Snapshot of the Candidates' Proposals and Their Impact on PE/VC

  Trump Biden
Individual Income Tax Considerations    
  TCJA rates become permanent Increase the top tax ordinary tax rate from 37% to 39.6%
  Middle Class tax cut of 10% through reduction of individual tax rates Cap the value of itemized deductions at 28% and limit itemized deductions on income over $400,000
  Elimination of employee social security taxes Impose the 12.4% payroll tax on wages in excess of $400,000
Qualified Dividend and Capital Gain Tax Considerations    
  Reduce long term capital gains maximum rate from 20% to 15% Increase capital gains rates to ordinary tax rate (39.6%) on income in excess of $1 million
Corporate Tax Considerations    
  Retain current rate (21%) Increase the rate to 28%
    Impose a minimum corporate tax of 15% of book income for corporations with book income greater than $100 million
Other Business Tax Considerations    
  Section 199A deductions to become permanent Phase out of the Section 199A deduction for related income in excess of $400,000
  100% bonus depreciation deduction to become permanent May consider a financial transactions tax supported by Harris and others
  Retain current GILT rates (10.5%) Increase GILTI tax rate to 21%
  Create additional incentive to invest in Opportunity Zones Reform Opportunity Zones
  Eliminate carried interest tax preferences Eliminate carried interest tax preferences


Potential Economic Consequences for Private Equity and Venture Capital Companies

When the TJCA took effect, PE and VC firms were looking at how to best leverage holding periods on investments, cash on hand, and how to most appropriately deduct interest. Those concerns will still be a factor if tides change, or as intentions are reconciled by dueling ideologies.

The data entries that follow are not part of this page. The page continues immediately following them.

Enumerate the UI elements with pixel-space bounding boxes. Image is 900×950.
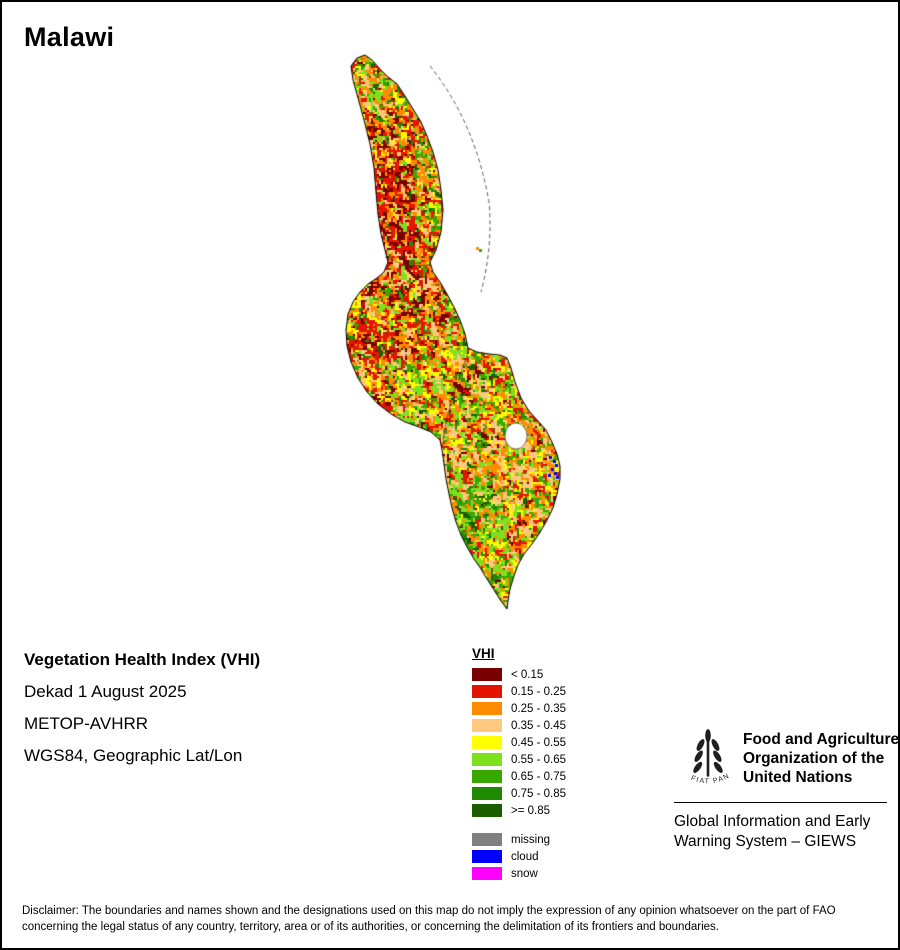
legend-class-list: < 0.15 0.15 - 0.25 0.25 - 0.35 0.35 - 0.45 0… [472,666,566,819]
legend-label: 0.65 - 0.75 [511,771,566,783]
legend-title: VHI [472,646,566,661]
legend-label: missing [511,834,550,846]
map-metadata: Vegetation Health Index (VHI) Dekad 1 Au… [24,650,260,778]
projection-label: WGS84, Geographic Lat/Lon [24,746,260,766]
legend-label: cloud [511,851,539,863]
page-title: Malawi [24,22,114,53]
index-name-label: Vegetation Health Index (VHI) [24,650,260,670]
legend-swatch [472,736,502,749]
legend-row: 0.35 - 0.45 [472,717,566,734]
wheat-icon [692,729,725,777]
legend-swatch [472,753,502,766]
malawi-vhi-map [335,52,570,617]
legend-row: cloud [472,848,566,865]
legend-row: 0.75 - 0.85 [472,785,566,802]
legend-swatch [472,867,502,880]
dekad-label: Dekad 1 August 2025 [24,682,260,702]
legend-row: 0.45 - 0.55 [472,734,566,751]
legend-row: 0.55 - 0.65 [472,751,566,768]
legend-label: 0.15 - 0.25 [511,686,566,698]
disclaimer-text: Disclaimer: The boundaries and names sho… [22,904,884,935]
legend-row: 0.65 - 0.75 [472,768,566,785]
giews-name: Global Information and Early Warning Sys… [674,812,896,852]
legend-swatch [472,850,502,863]
legend-label: 0.35 - 0.45 [511,720,566,732]
legend-swatch [472,702,502,715]
vhi-legend: VHI < 0.15 0.15 - 0.25 0.25 - 0.35 0.35 - 0… [472,646,566,882]
fao-divider [674,802,887,803]
legend-swatch [472,668,502,681]
fao-name: Food and Agriculture Organization of the… [743,731,900,788]
legend-label: snow [511,868,538,880]
legend-swatch [472,804,502,817]
legend-label: 0.75 - 0.85 [511,788,566,800]
legend-swatch [472,770,502,783]
legend-extra-list: missing cloud snow [472,831,566,882]
legend-label: 0.55 - 0.65 [511,754,566,766]
legend-label: >= 0.85 [511,805,550,817]
legend-row: snow [472,865,566,882]
fao-logo: FIAT PANIS [680,728,736,790]
legend-swatch [472,719,502,732]
legend-swatch [472,787,502,800]
legend-row: missing [472,831,566,848]
legend-row: 0.25 - 0.35 [472,700,566,717]
legend-swatch [472,685,502,698]
legend-label: 0.25 - 0.35 [511,703,566,715]
legend-row: >= 0.85 [472,802,566,819]
legend-row: 0.15 - 0.25 [472,683,566,700]
legend-swatch [472,833,502,846]
legend-row: < 0.15 [472,666,566,683]
legend-label: 0.45 - 0.55 [511,737,566,749]
map-sheet: Malawi Vegetation Health Index (VHI) Dek… [0,0,900,950]
sensor-label: METOP-AVHRR [24,714,260,734]
legend-label: < 0.15 [511,669,543,681]
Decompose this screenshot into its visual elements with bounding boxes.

Biden’s proposed tax plan would most likely provide for reduced cash flows for PE/VC portfolio companies and potential targets. Cash flows of corporate entities may be impacted by an increased tax rate, a minimum income tax on book income and unchanged interest deduction limitations. With respect to pass-through entities, Biden has indicated that he would repeal or phase out the Section 199A deduction for taxpayers with income over $400,000. This would potentially require pass-through entities to consider additional tax distributions to its members to aid in their increased tax liability resulting from the lack of a Section 199A deduction. Overall, a change to the Section 199A deduction could potentially affect cash flow, which could have a correlative negative impact on portfolio and target valuations. 

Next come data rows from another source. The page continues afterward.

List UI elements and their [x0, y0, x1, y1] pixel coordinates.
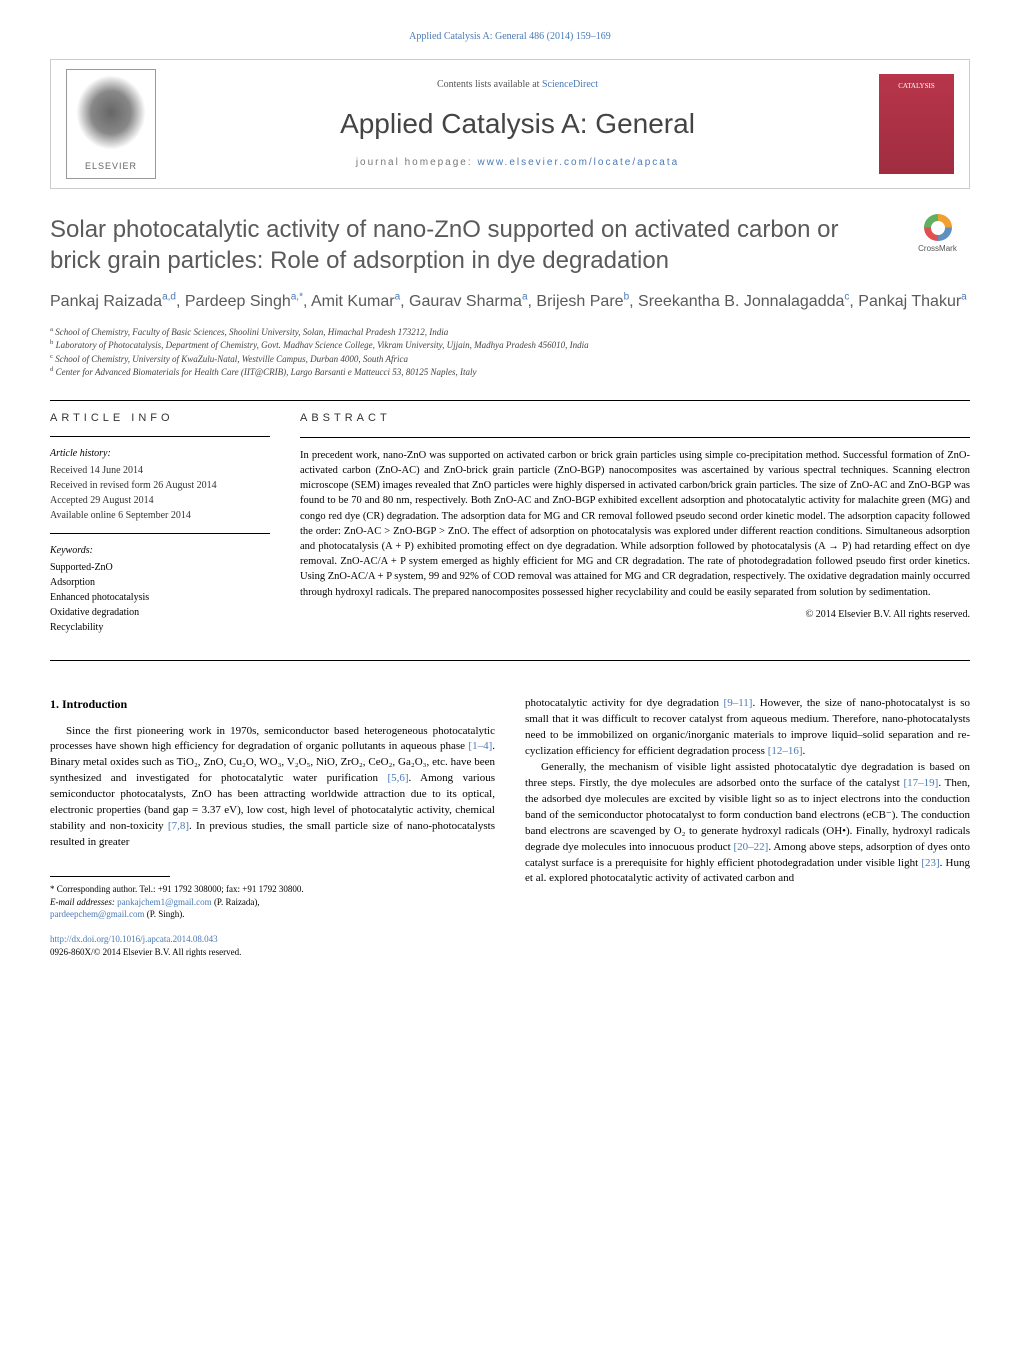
authors-line: Pankaj Raizadaa,d, Pardeep Singha,*, Ami…: [50, 291, 970, 313]
keywords-list: Supported-ZnOAdsorptionEnhanced photocat…: [50, 560, 270, 635]
doi-link[interactable]: http://dx.doi.org/10.1016/j.apcata.2014.…: [50, 934, 218, 944]
author-affil-sup: a: [395, 292, 401, 303]
elsevier-tree-icon: [76, 75, 146, 150]
intro-heading: 1. Introduction: [50, 696, 495, 713]
citation-ref[interactable]: [9–11]: [724, 697, 753, 709]
affiliation-line: a School of Chemistry, Faculty of Basic …: [50, 326, 970, 340]
keyword-entry: Recyclability: [50, 620, 270, 635]
email-line: E-mail addresses: pankajchem1@gmail.com …: [50, 896, 495, 909]
divider-top: [50, 400, 970, 401]
abstract-divider: [300, 437, 970, 438]
affiliation-line: b Laboratory of Photocatalysis, Departme…: [50, 339, 970, 353]
citation-ref[interactable]: [12–16]: [768, 745, 803, 757]
citation-ref[interactable]: [7,8]: [168, 820, 189, 832]
body-right-column: photocatalytic activity for dye degradat…: [525, 696, 970, 959]
abstract-copyright: © 2014 Elsevier B.V. All rights reserved…: [300, 608, 970, 623]
journal-name: Applied Catalysis A: General: [156, 104, 879, 143]
body-left-column: 1. Introduction Since the first pioneeri…: [50, 696, 495, 959]
author-affil-sup: a,d: [162, 292, 176, 303]
divider-bottom: [50, 660, 970, 661]
author-name: Sreekantha B. Jonnalagadda: [638, 293, 844, 310]
author-name: Brijesh Pare: [536, 293, 623, 310]
article-title: Solar photocatalytic activity of nano-Zn…: [50, 214, 890, 276]
info-abstract-row: article info Article history: Received 1…: [50, 411, 970, 635]
author-affil-sup: b: [624, 292, 630, 303]
email-link-1[interactable]: pankajchem1@gmail.com: [117, 897, 212, 907]
footnote-section: * Corresponding author. Tel.: +91 1792 3…: [50, 876, 495, 921]
citation-ref[interactable]: [23]: [921, 857, 939, 869]
title-row: Solar photocatalytic activity of nano-Zn…: [50, 214, 970, 276]
homepage-prefix: journal homepage:: [356, 157, 478, 168]
email-label: E-mail addresses:: [50, 897, 117, 907]
history-entry: Received in revised form 26 August 2014: [50, 478, 270, 493]
corresponding-author-note: * Corresponding author. Tel.: +91 1792 3…: [50, 883, 495, 896]
author-affil-sup: a: [522, 292, 528, 303]
keywords-label: Keywords:: [50, 544, 270, 558]
intro-paragraph-left: Since the first pioneering work in 1970s…: [50, 724, 495, 852]
article-info-heading: article info: [50, 411, 270, 426]
author-affil-sup: a: [961, 292, 967, 303]
sciencedirect-link[interactable]: ScienceDirect: [542, 79, 598, 90]
intro-paragraph-right-2: Generally, the mechanism of visible ligh…: [525, 760, 970, 888]
elsevier-logo: ELSEVIER: [66, 69, 156, 179]
citation-ref[interactable]: [20–22]: [734, 841, 769, 853]
journal-cover-thumbnail: CATALYSIS: [879, 74, 954, 174]
author-name: Amit Kumar: [311, 293, 395, 310]
body-columns: 1. Introduction Since the first pioneeri…: [50, 696, 970, 959]
abstract-column: abstract In precedent work, nano-ZnO was…: [300, 411, 970, 635]
citation-ref[interactable]: [1–4]: [468, 740, 492, 752]
email-name-1: (P. Raizada),: [212, 897, 260, 907]
abstract-heading: abstract: [300, 411, 970, 427]
journal-header: ELSEVIER Contents lists available at Sci…: [50, 59, 970, 189]
article-info-column: article info Article history: Received 1…: [50, 411, 270, 635]
info-divider-1: [50, 436, 270, 437]
homepage-link[interactable]: www.elsevier.com/locate/apcata: [477, 157, 679, 168]
info-divider-2: [50, 533, 270, 534]
author-name: Pardeep Singh: [185, 293, 291, 310]
citation-ref[interactable]: [5,6]: [387, 772, 408, 784]
author-affil-sup: a,*: [291, 292, 303, 303]
author-name: Pankaj Raizada: [50, 293, 162, 310]
author-name: Gaurav Sharma: [409, 293, 522, 310]
history-entry: Accepted 29 August 2014: [50, 493, 270, 508]
affiliation-line: c School of Chemistry, University of Kwa…: [50, 353, 970, 367]
keyword-entry: Adsorption: [50, 575, 270, 590]
email-name-2: (P. Singh).: [145, 909, 185, 919]
keyword-entry: Supported-ZnO: [50, 560, 270, 575]
footnote-rule: [50, 876, 170, 877]
abstract-text: In precedent work, nano-ZnO was supporte…: [300, 448, 970, 600]
crossmark-icon: [924, 214, 952, 241]
homepage-line: journal homepage: www.elsevier.com/locat…: [156, 156, 879, 170]
crossmark-label: CrossMark: [918, 243, 957, 254]
history-label: Article history:: [50, 447, 270, 461]
email-line-2: pardeepchem@gmail.com (P. Singh).: [50, 908, 495, 921]
keyword-entry: Enhanced photocatalysis: [50, 590, 270, 605]
crossmark-badge[interactable]: CrossMark: [905, 214, 970, 254]
cover-label: CATALYSIS: [898, 82, 934, 92]
journal-reference: Applied Catalysis A: General 486 (2014) …: [50, 30, 970, 44]
elsevier-label: ELSEVIER: [85, 160, 137, 173]
author-name: Pankaj Thakur: [858, 293, 961, 310]
header-center: Contents lists available at ScienceDirec…: [156, 78, 879, 169]
citation-ref[interactable]: [17–19]: [903, 777, 938, 789]
history-entry: Available online 6 September 2014: [50, 508, 270, 523]
affiliation-line: d Center for Advanced Biomaterials for H…: [50, 366, 970, 380]
author-affil-sup: c: [844, 292, 849, 303]
intro-paragraph-right-1: photocatalytic activity for dye degradat…: [525, 696, 970, 760]
affiliations-block: a School of Chemistry, Faculty of Basic …: [50, 326, 970, 380]
keyword-entry: Oxidative degradation: [50, 605, 270, 620]
contents-line: Contents lists available at ScienceDirec…: [156, 78, 879, 92]
email-link-2[interactable]: pardeepchem@gmail.com: [50, 909, 145, 919]
history-lines: Received 14 June 2014Received in revised…: [50, 463, 270, 523]
doi-block: http://dx.doi.org/10.1016/j.apcata.2014.…: [50, 933, 495, 959]
contents-prefix: Contents lists available at: [437, 79, 542, 90]
issn-copyright-line: 0926-860X/© 2014 Elsevier B.V. All right…: [50, 946, 495, 959]
history-entry: Received 14 June 2014: [50, 463, 270, 478]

In addition to cash flow and valuation impact, the election may provide for changes to the treatment of carried interest. Generally, the TCJA requires that an applicable partnership interest and/or property sold by a partnership be held for a minimum of three years to gain long-term capital treatment (20% tax rate). Although the TCJA has increased the holding period required to receive long-term capital gain treatment related to carried interest, President Trump has indicated that he would like to eliminate the carried interest preferences.  While Biden’s plan has not directly addressed carried interest, he has suggested that he is also in favor of eliminating tax preferences related to carried interests. Biden’s tax plan has more specifically addressed treatment of long-term capital gains, calling for long-term capital gains in excess of $1 million to be taxed at ordinary rates (39.6% in Biden’s plan). This would essentially tax the majority of all carried interests as ordinary income.

President Trump, on the other hand, has supported a possible capital gains tax holiday that would reduce the capital gains rate to 0% for a short time. He also has supported indexing basis for inflation to reduce ultimate capital gains upon sale.

Next Steps

It is difficult to forecast the overall implication of the Presidential election results, especially considering the number of House and Senate seats up for election. PE/VC firms and their investors should continue to monitor the election and the candidates’ campaigns for additional details on tax plans.